Я приглашен к Соннике сегодня вечером, сказал грек.
Вот как! Ну, мы там увидимся. Меня не приглашают, но я вхожу по праву домашней собаки.
Мимо разговаривающих прошел Алько, миролюбивый гражданин, возвращающийся с Акрополя.
Это один из лучших людей в городе. Он проповедует мне добродетель, советует работать и забыть философию, но всегда дает мне чего-нибудь выпить. До ночи, иностранец!
Он побежал за Алько, который, опершись на палку, с добродушной улыбкой поджидал его. Актеон направился к центру рынка. Его позвал детский голос. Это была Ранто, сидевшая на земле между опустевшими уже кувшинами молока и продававшая последние круги сыра. Около нее на корточках присел молодой гончар. Они ели пирог с луком и, играя и смеясь, вырывали друг у друга куски. Пастушка предложила Актеону кусок пирога и сыра, что он принял с благодарностью, так как был голоден. Казалось, это была его судьба, получать в Сагунте помощь от женщин: это случилось уже два раза, с тех пор как он приехал.
Сидя с двумя детьми, он заметил, что рынок пустеет. Пастухи гнали свои стада к морским воротам; кельтиберийские вожди, взяв на лошадей своих жен, торопились в свои горные жилища, и опустевшие телеги громыхали, направляясь за город.

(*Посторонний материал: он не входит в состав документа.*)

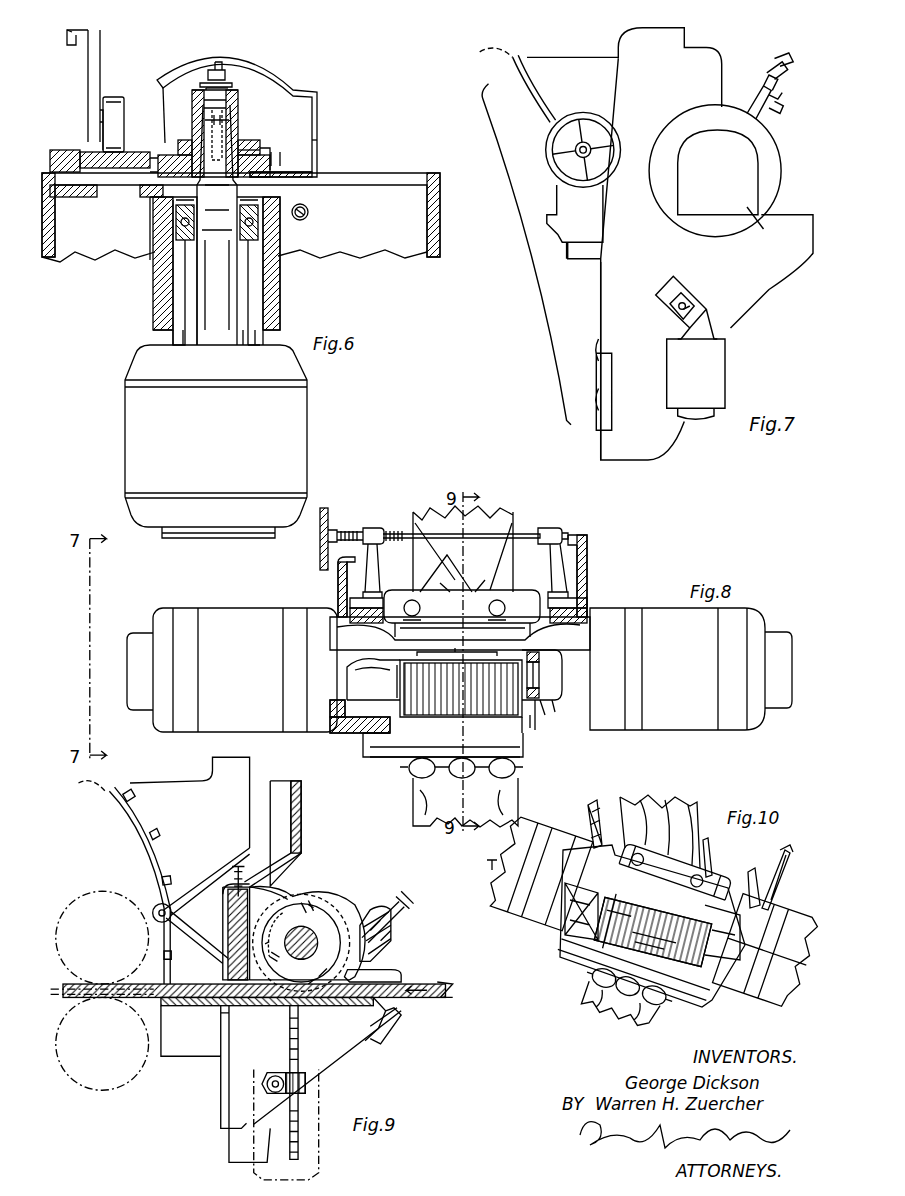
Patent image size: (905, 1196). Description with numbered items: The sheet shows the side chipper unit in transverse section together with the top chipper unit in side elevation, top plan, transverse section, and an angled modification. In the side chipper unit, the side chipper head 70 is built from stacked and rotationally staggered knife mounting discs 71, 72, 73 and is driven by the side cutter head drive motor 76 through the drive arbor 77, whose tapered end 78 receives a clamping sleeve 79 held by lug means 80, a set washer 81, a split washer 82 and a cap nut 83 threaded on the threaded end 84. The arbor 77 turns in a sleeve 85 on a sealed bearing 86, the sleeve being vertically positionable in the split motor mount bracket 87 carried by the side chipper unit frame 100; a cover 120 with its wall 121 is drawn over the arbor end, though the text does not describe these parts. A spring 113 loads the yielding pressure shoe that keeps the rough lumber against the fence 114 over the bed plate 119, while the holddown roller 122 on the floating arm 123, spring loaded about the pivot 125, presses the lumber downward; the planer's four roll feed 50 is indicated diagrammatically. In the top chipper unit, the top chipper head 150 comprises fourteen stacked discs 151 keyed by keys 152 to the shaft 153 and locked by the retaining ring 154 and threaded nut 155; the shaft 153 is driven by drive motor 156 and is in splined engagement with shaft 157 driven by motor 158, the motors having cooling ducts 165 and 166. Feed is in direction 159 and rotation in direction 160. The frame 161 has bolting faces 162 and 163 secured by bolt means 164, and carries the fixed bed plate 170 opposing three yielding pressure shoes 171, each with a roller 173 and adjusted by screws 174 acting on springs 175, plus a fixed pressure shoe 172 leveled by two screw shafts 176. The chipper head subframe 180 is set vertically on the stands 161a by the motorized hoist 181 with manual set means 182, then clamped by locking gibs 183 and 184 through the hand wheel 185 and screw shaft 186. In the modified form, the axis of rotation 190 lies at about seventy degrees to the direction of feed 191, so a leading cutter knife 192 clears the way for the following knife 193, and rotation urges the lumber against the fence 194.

In FIG. 9, the four roll feed 50 is at (70, 905).
In FIG. 6, the side chipper head 70 is at (288, 150).
In FIG. 6, the knife mounting disc 71 is at (258, 148).
In FIG. 6, the knife mounting disc 72 is at (272, 153).
In FIG. 6, the knife mounting disc 73 is at (283, 150).
In FIG. 6, the side cutter head drive motor 76 is at (228, 434).
In FIG. 6, the drive arbor 77 is at (217, 225).
In FIG. 6, the tapered end 78 is at (240, 115).
In FIG. 6, the clamping sleeve 79 is at (192, 99).
In FIG. 6, the lug means 80 is at (203, 88).
In FIG. 6, the set washer 81 is at (192, 90).
In FIG. 6, the split washer 82 is at (208, 75).
In FIG. 6, the cap nut 83 is at (228, 75).
In FIG. 6, the threaded end 84 is at (218, 62).
In FIG. 6, the sleeve 85 is at (280, 274).
In FIG. 6, the sealed bearing 86 is at (258, 220).
In FIG. 6, the split motor mount bracket 87 is at (153, 285).
In FIG. 6, the side chipper unit frame 100 is at (241, 226).
In FIG. 6, the spring 113 is at (304, 219).
In FIG. 6, the fence 114 is at (52, 152).
In FIG. 6, the bed plate 119 is at (70, 194).
In FIG. 6, the cap 120 is at (288, 83).
In FIG. 6, the cap wall 121 is at (317, 133).
In FIG. 6, the holddown roller 122 is at (103, 97).
In FIG. 6, the floating arm 123 is at (88, 70).
In FIG. 6, the pivot 125 is at (72, 38).
In FIG. 8, the top chipper head 150 is at (461, 676).
In FIG. 10, the top chipper head 150 is at (675, 847).
In FIG. 8, the stacked disc 151 is at (455, 717).
In FIG. 9, the stacked disc 151 is at (270, 910).
In FIG. 10, the stacked disc 151 is at (705, 925).
In FIG. 9, the key 152 is at (300, 922).
In FIG. 8, the shaft 153 is at (362, 733).
In FIG. 9, the shaft 153 is at (288, 907).
In FIG. 8, the retaining ring 154 is at (536, 726).
In FIG. 8, the threaded nut 155 is at (550, 697).
In FIG. 7, the drive motor 156 is at (750, 152).
In FIG. 8, the drive motor 156 is at (250, 696).
In FIG. 10, the drive motor 156 is at (530, 920).
In FIG. 8, the shaft 157 is at (558, 667).
In FIG. 8, the motor 158 is at (698, 714).
In FIG. 10, the motor 158 is at (780, 928).
In FIG. 8, the direction of feed 159 is at (448, 827).
In FIG. 9, the direction of feed 159 is at (393, 994).
In FIG. 10, the direction of feed 159 is at (612, 998).
In FIG. 8, the direction of rotation 160 is at (395, 678).
In FIG. 9, the direction of rotation 160 is at (300, 874).
In FIG. 10, the direction of rotation 160 is at (598, 900).
In FIG. 7, the frame 161 is at (650, 392).
In FIG. 8, the frame 161 is at (343, 600).
In FIG. 9, the frame 161 is at (335, 1052).
In FIG. 7, the stands 161a is at (609, 44).
In FIG. 7, the bolting face 162 is at (590, 361).
In FIG. 7, the bolting face 163 is at (532, 104).
In FIG. 9, the bolting face 163 is at (132, 824).
In FIG. 9, the bolt means 164 is at (150, 829).
In FIG. 7, the cooling duct 165 is at (738, 208).
In FIG. 8, the cooling duct 165 is at (136, 715).
In FIG. 8, the cooling duct 166 is at (781, 719).
In FIG. 9, the fixed bed plate 170 is at (245, 1000).
In FIG. 8, the yielding pressure shoe 171 is at (485, 763).
In FIG. 9, the yielding pressure shoe 171 is at (385, 962).
In FIG. 9, the fixed pressure shoe 172 is at (218, 967).
In FIG. 9, the roller 173 is at (340, 998).
In FIG. 8, the adjustment screw 174 is at (420, 779).
In FIG. 9, the adjustment screw 174 is at (398, 902).
In FIG. 9, the spring 175 is at (383, 937).
In FIG. 8, the screw shaft 176 is at (462, 596).
In FIG. 9, the screw shaft 176 is at (226, 862).
In FIG. 7, the chipper head subframe 180 is at (548, 58).
In FIG. 9, the chipper head subframe 180 is at (233, 852).
In FIG. 9, the motorized hoist 181 is at (305, 1149).
In FIG. 9, the manual set means 182 is at (258, 1067).
In FIG. 8, the locking gib 183 is at (375, 568).
In FIG. 7, the locking gib 184 is at (544, 152).
In FIG. 8, the locking gib 184 is at (565, 584).
In FIG. 8, the hand wheel 185 is at (330, 524).
In FIG. 9, the hand wheel 185 is at (200, 880).
In FIG. 8, the screw shaft 186 is at (408, 533).
In FIG. 10, the axis of rotation 190 is at (494, 875).
In FIG. 10, the direction of feed 191 is at (660, 1028).
In FIG. 10, the leading cutter knife 192 is at (615, 945).
In FIG. 10, the cutter knife 193 is at (645, 965).
In FIG. 10, the fence 194 is at (706, 860).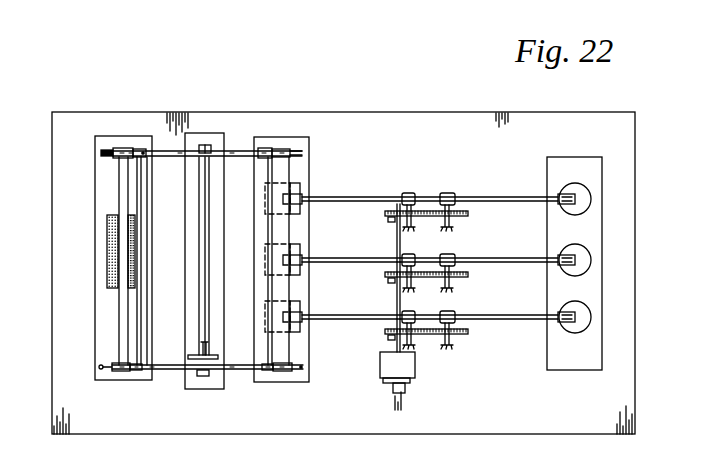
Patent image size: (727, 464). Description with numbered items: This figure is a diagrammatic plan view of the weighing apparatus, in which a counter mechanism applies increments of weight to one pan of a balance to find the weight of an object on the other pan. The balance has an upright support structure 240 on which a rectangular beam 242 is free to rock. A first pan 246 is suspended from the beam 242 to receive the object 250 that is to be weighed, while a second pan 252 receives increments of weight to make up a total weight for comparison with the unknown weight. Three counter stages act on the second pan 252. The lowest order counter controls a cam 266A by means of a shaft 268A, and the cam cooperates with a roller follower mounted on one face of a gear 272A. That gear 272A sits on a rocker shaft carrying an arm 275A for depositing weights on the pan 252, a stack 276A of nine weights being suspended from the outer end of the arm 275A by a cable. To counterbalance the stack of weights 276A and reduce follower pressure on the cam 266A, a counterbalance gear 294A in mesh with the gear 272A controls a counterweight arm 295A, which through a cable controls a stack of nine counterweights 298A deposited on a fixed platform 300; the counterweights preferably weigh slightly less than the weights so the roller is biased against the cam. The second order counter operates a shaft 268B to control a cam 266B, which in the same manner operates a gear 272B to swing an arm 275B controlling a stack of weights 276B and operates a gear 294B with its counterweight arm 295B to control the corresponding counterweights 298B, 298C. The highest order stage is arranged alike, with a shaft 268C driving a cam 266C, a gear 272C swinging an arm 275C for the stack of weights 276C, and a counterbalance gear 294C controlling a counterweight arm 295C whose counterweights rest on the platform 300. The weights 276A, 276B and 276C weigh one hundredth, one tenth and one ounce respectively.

The upright support structure 240 is at (200, 387).
The rectangular beam 242 is at (168, 373).
The first pan 246 is at (107, 377).
The object 250 is at (108, 245).
The second pan 252 is at (277, 377).
The cam 266A is at (388, 336).
The cam 266B is at (388, 281).
The cam 266C is at (388, 221).
The shaft 268A is at (396, 343).
The shaft 268B is at (398, 285).
The shaft 268C is at (398, 226).
The gear 272A is at (417, 340).
The gear 272B is at (416, 277).
The gear 272C is at (417, 216).
The arm 275A is at (310, 317).
The arm 275B is at (310, 260).
The arm 275C is at (310, 199).
The stack of nine weights 276A is at (273, 318).
The stack of weights 276B is at (267, 250).
The stack of weights 276C is at (300, 208).
The counterbalance gear 294A is at (455, 333).
The counterbalance gear 294B is at (470, 275).
The counterbalance gear 294C is at (470, 214).
The counterweight arm 295A is at (484, 317).
The counterweight arm 295B is at (487, 260).
The counterweight arm 295C is at (487, 199).
The stack of nine counterweights 298A is at (585, 313).
The counterweights 298B is at (585, 254).
The counterweights 298C is at (585, 193).
The fixed platform 300 is at (567, 362).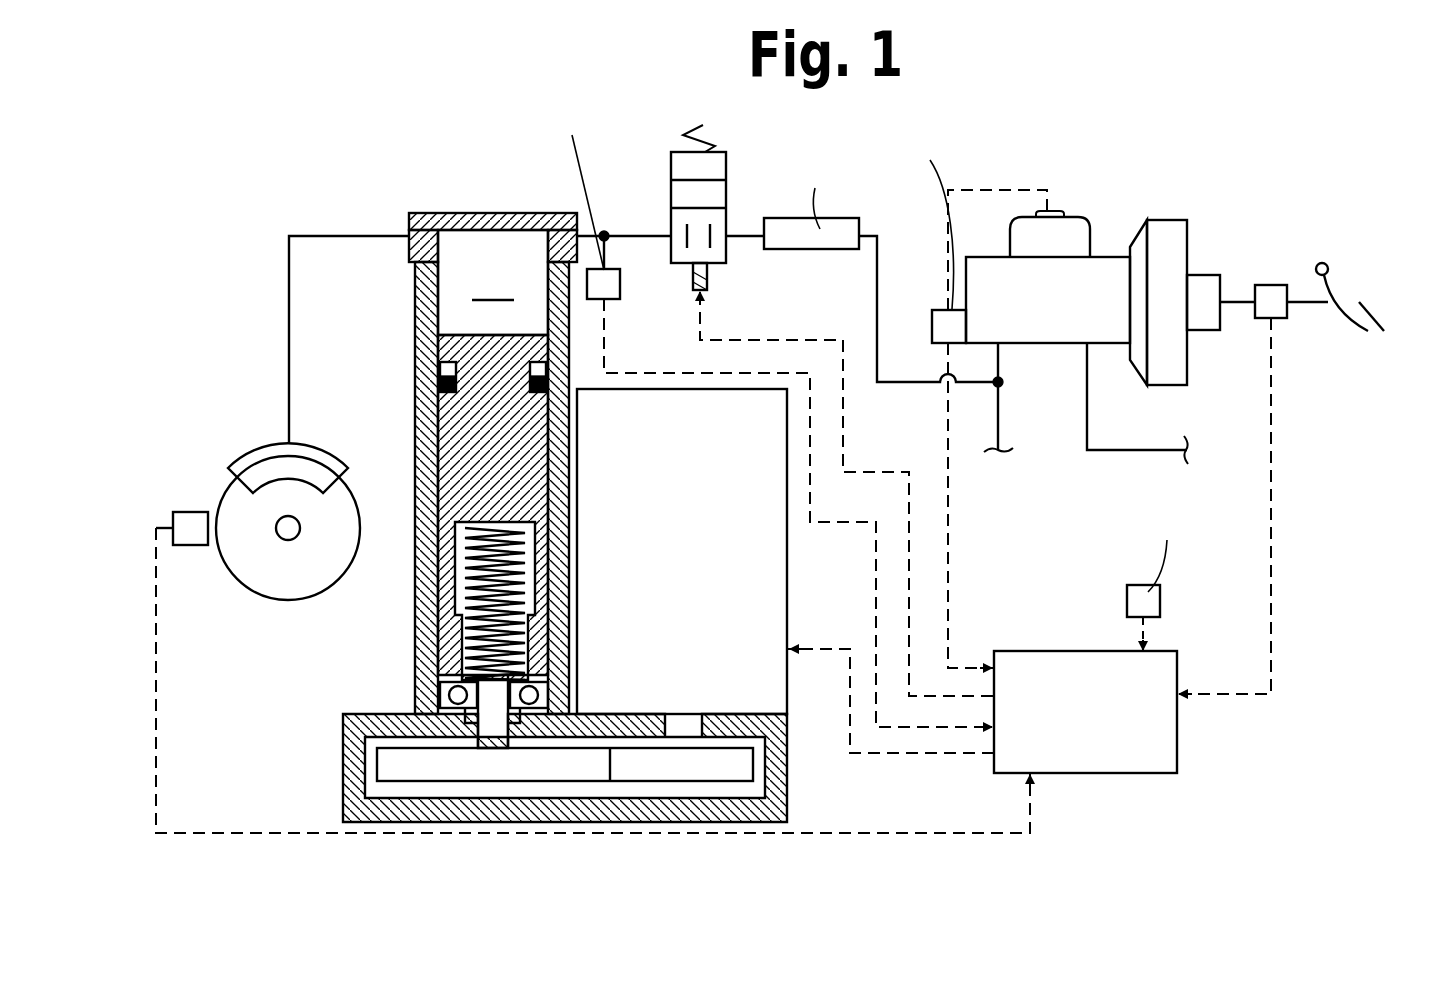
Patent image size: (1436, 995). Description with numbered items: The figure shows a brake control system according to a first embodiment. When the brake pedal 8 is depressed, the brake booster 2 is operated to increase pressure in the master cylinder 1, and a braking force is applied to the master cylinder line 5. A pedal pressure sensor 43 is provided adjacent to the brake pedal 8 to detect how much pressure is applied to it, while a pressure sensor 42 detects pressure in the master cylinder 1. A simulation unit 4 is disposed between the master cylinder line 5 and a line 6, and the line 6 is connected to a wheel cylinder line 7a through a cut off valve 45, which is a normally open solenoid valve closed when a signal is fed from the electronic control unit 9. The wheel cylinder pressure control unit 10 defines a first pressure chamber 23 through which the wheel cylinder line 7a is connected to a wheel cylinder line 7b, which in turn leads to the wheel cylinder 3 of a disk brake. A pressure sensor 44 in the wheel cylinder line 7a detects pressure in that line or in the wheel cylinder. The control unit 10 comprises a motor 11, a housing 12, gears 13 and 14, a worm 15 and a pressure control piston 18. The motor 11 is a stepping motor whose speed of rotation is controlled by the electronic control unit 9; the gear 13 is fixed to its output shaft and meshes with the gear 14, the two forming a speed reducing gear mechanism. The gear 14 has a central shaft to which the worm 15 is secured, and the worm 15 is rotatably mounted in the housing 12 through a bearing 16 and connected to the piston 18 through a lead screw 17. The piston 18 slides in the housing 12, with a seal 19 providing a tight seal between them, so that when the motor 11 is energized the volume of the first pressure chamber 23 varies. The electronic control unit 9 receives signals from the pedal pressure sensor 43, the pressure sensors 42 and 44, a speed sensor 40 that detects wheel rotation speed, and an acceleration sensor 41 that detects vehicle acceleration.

The master cylinder 1 is at (1110, 257).
The brake booster 2 is at (1168, 220).
The wheel cylinder 3 is at (255, 450).
The simulation unit 4 is at (832, 250).
The master cylinder line 5 is at (1003, 386).
The line 6 is at (750, 234).
The wheel cylinder line 7a is at (638, 234).
The wheel cylinder line 7b is at (343, 237).
The brake pedal 8 is at (1363, 331).
The electronic control unit 9 is at (1176, 672).
The wheel cylinder pressure control unit 10 is at (372, 220).
The motor 11 is at (788, 578).
The housing 12 is at (497, 212).
The gear 13 is at (766, 764).
The gear 14 is at (377, 762).
The worm 15 is at (483, 732).
The bearing 16 is at (440, 688).
The lead screw 17 is at (460, 630).
The pressure control piston 18 is at (442, 438).
The seal 19 is at (440, 388).
The first pressure chamber 23 is at (493, 282).
The speed sensor 40 is at (190, 546).
The acceleration sensor 41 is at (1160, 603).
The pressure sensor 42 is at (942, 309).
The pedal pressure sensor 43 is at (1276, 285).
The pressure sensor 44 is at (623, 291).
The cut off valve 45 is at (727, 254).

Снова увидел Актеон кельтиберийского пастуха, снующего между народом и прислушивающегося к разговорам. Проходя мимо грека, он взглянул на него тем таинственным взором, который возбуждал нежные воспоминания.
Вдруг молодой гончар встал и бросился бежать, прячась за колоннадой Форума.
Он увидел своего отца, спокойно заметила Ранто. Вот идет Moпco, спускаясь с Акрополя.
Актеон встал навстречу стрелку.
Моего слова было достаточно, чтобы сенат принял тебя. Городу нужны хорошие воины. Старшины очень озабочены сегодня: боятся Ганнибала, этого Гамилькарова волчонка, который поднимает карфагенян и не снесет спокойно нашей дружбы с римлянами и казни его здешних союзников Смотри: это задаток тебе от республики.
Он подал горсть монет, которые Актеон положил в свою сумку. Затем Moпco пригласил его к себе познакомиться с его сыновьями и отобедать с ними, но афинянин поблагодарил, извиняясь тем, что уже приглашен к Соннике.
Простясь со стрелком, Актеон почувствовал жажду и, вспомнив рекомендацию философа, зашел к тому римлянину, лавронское вино которого восторгало Евфобия. Он разменял денарий и получил глиняный кувшин искрящегося красного вина. В углу лавки два грубых наемника с разбойничьими физиономиями пили вино. Один был ибериец, другой ливиец, с большой головой и атлетическими формами, со щеками, огрубевшими под шлемом, шеей и руками, изборожденными ранами. Он был одним из тех воинов, которые за деньги одинаково готовы служить как одному народу, так и его врагу.
Я на службе Сагунта, говорил ливиец, эти купцы платят более, чем карфагеняне. Хотя я и доволен службой у этого народа, но считаю, что они напрасно делают неприятности Ганнибалу. Рим имеет большое значение, но Рим далеко, а этот львиный щенок недалеко отсюда. Я его видел ребенком, когда служил его отцу Гамилькару. Бегает он как беговой конь, сражается и пешим, и на лошади, как придется, одевается как раб; более всего нравится ему оружие; спит он на земле, и часто отец поутру находил его среди сторожей лагеря. Он ничего не хотел слышать, все хотел видеть собственными глазами, проникнуть во вражеский стан, чтобы наверное узнать его слабую сторону. Газдрубал, муж его сестры, несколько раз изумлялся, когда в его палатку врывался старый нищий, и потом хохотал до слез, когда Ганнибал сбрасывал парик и рубища, которые помогли ему проводить несколько часов среди вражеской армии.